Вот и вся экскурсия. Саша был очень разочарован. Он-то надеялся почувствовать что-то мистическое, сложное, а ему просто на секундочку стало дико жаль Пушкина, и он чуть не разревелся, — вот и все. Стоило ради этого в музей ходить? Он одним прыжком, через все ступеньки перелетев, выскочил из подвальчика на улицу. Солнце еще стояло высоко, но каникулы закончились. Он вышел в арку. Остановился — курить хотел. В одной руке у него была пачка сигарет, в другой зажигалка. Это была та самая дешевая зажигалка, которую он подобрал в блиндаже, она уже издыхала: он два раза чиркнул — огня не было.

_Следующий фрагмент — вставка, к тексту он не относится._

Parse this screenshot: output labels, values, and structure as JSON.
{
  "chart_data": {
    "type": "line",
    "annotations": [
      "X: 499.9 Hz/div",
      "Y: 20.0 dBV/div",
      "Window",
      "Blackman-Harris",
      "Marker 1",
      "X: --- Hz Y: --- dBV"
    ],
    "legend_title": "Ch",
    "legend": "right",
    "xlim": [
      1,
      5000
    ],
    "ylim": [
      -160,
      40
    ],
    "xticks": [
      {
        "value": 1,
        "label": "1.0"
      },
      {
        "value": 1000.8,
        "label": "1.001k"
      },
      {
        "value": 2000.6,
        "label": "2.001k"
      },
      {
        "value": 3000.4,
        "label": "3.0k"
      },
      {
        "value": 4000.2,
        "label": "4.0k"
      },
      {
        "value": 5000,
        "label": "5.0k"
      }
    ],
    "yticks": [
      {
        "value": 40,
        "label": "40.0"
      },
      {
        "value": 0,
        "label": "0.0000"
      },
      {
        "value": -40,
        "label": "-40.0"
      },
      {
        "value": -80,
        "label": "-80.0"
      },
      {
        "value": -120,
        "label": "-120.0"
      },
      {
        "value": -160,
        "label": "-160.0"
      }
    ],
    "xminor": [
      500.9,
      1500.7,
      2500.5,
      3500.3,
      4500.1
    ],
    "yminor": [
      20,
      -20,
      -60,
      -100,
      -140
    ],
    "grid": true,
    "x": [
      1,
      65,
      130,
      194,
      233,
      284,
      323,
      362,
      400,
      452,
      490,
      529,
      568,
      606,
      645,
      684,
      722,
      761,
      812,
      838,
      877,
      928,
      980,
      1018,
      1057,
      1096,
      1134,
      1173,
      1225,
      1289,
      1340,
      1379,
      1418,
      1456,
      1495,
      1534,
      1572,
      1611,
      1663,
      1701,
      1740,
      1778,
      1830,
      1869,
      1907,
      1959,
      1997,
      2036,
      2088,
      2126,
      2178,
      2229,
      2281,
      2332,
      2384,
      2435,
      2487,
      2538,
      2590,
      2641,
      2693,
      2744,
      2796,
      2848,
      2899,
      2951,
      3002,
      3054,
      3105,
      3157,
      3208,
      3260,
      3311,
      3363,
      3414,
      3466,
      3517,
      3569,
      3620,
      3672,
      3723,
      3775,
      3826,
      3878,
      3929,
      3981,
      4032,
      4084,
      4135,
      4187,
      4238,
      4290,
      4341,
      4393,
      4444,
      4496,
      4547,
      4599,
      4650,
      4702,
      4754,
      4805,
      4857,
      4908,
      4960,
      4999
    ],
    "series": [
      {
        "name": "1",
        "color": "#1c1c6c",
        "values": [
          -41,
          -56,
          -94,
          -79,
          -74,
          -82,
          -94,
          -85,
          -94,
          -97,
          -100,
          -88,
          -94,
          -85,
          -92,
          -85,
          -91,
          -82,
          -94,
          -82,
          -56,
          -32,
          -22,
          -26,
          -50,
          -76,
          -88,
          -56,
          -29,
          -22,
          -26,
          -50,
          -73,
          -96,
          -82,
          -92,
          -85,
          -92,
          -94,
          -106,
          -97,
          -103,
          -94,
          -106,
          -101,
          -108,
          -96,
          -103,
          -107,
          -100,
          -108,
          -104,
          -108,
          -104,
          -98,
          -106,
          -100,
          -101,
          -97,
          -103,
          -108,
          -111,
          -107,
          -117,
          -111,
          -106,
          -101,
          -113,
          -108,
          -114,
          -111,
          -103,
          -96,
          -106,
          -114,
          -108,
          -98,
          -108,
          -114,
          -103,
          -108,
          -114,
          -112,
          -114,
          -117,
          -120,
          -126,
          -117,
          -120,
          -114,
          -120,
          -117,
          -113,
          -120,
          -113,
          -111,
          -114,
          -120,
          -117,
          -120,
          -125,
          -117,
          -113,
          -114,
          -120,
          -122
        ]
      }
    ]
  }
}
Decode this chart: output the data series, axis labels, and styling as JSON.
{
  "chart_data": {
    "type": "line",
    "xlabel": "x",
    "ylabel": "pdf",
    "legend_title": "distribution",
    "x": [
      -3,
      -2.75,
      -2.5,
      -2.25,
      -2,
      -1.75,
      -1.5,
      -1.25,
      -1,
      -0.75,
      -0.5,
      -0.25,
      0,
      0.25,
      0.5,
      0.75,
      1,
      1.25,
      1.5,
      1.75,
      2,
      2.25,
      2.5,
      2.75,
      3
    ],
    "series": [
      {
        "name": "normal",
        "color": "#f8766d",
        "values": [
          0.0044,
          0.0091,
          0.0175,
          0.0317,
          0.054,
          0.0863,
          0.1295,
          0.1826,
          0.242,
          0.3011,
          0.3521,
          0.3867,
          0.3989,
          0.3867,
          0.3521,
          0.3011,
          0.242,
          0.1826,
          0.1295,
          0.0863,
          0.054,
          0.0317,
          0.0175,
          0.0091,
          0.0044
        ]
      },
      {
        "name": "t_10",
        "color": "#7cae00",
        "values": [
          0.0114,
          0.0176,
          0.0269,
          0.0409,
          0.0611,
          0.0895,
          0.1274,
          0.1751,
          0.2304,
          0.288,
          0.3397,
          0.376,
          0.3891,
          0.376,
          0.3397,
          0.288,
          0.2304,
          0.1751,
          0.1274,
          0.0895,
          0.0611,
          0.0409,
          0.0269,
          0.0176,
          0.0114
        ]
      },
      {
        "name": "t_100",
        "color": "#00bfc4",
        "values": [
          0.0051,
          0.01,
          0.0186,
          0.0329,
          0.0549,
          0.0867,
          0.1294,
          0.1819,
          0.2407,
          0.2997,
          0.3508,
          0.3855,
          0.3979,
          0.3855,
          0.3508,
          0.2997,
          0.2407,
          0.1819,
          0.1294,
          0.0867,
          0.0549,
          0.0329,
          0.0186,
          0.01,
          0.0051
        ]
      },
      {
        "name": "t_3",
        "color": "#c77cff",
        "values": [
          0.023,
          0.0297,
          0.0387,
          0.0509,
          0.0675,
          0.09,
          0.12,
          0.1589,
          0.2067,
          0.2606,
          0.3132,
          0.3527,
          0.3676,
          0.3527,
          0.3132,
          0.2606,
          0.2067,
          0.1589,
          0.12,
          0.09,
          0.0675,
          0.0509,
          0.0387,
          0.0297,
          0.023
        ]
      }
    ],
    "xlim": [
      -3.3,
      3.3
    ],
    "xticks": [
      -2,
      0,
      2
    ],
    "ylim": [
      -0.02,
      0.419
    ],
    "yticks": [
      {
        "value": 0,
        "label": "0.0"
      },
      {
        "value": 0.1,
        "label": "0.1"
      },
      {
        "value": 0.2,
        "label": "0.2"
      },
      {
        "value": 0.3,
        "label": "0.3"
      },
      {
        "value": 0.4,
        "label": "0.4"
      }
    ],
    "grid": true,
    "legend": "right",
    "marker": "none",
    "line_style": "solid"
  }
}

Худой мужчина средних лет — он стоял почти рядом и раскуривал заново свою потухшую сигару, — улыбаясь, протянул к нему руку с зажигалкой, хорошей зажигалкой, «Zippo», но сигары от зажигалок не прикуривают, их прикуривают от специальных длинных спичек, это Саша знал от Олега, но это был ничего не значащий вздор, и он, конечно, поблагодарил худого.
— Не стоит благодарности, — отвечал ему худой, — это мы вам чрезвычайно признательны…
А другой — блондин — уже держал Сашу сзади за локти. Хватка была стальная.
— Вот и свиделись, Александр Сергеевич, — сказал худой.
Острая игла вонзилась Саше под лопатку.
IX
— Нет, нет, — прошептал Лева, — боже мой, нет…
Он лежал окоченевший, темные глаза были открыты и смотрели без выражения, как стеклянные пуговицы. Вздрагивая, Лева провел пальцем по его упрямой голове, по закругленным ушкам, по нежному животу. Он умер в муках, об этом говорил страдальческий оскал и пена на мордочке; белая грудка тоже была в пене, в засохшей рвоте.
Лева принес его домой, обмыл. Причина смерти была очевидна — отравление; но все же нужно было произвести вскрытие. Лева никогда не был силен в этих вещах — так, на уровне аспирантуры, не более того… Он заперся у себя в комнате и приступил к делу. Оно было ему крайне тяжело и неприятно, но он должен был знать все: каким кормом питался Cricetus cricetus, был ли он болен или здоров, молод или стар, когда несчастный случай или равнодушные руки убийц оборвали его жизнь. Робкое царапанье в дверь заставило Леву оторваться от работы. Он скрипнул зубами, спрятал труп, подошел кдвери.
— А я соку вам принесла, Лев Сергеич… Сок свежевыжатый, это очень полезно… Ой, чем это у вас так воня… пахнет?!
— Я нашел на окраине деревни мертвое животное — сказал Лева. От Людмилы ничего нельзя было утаить.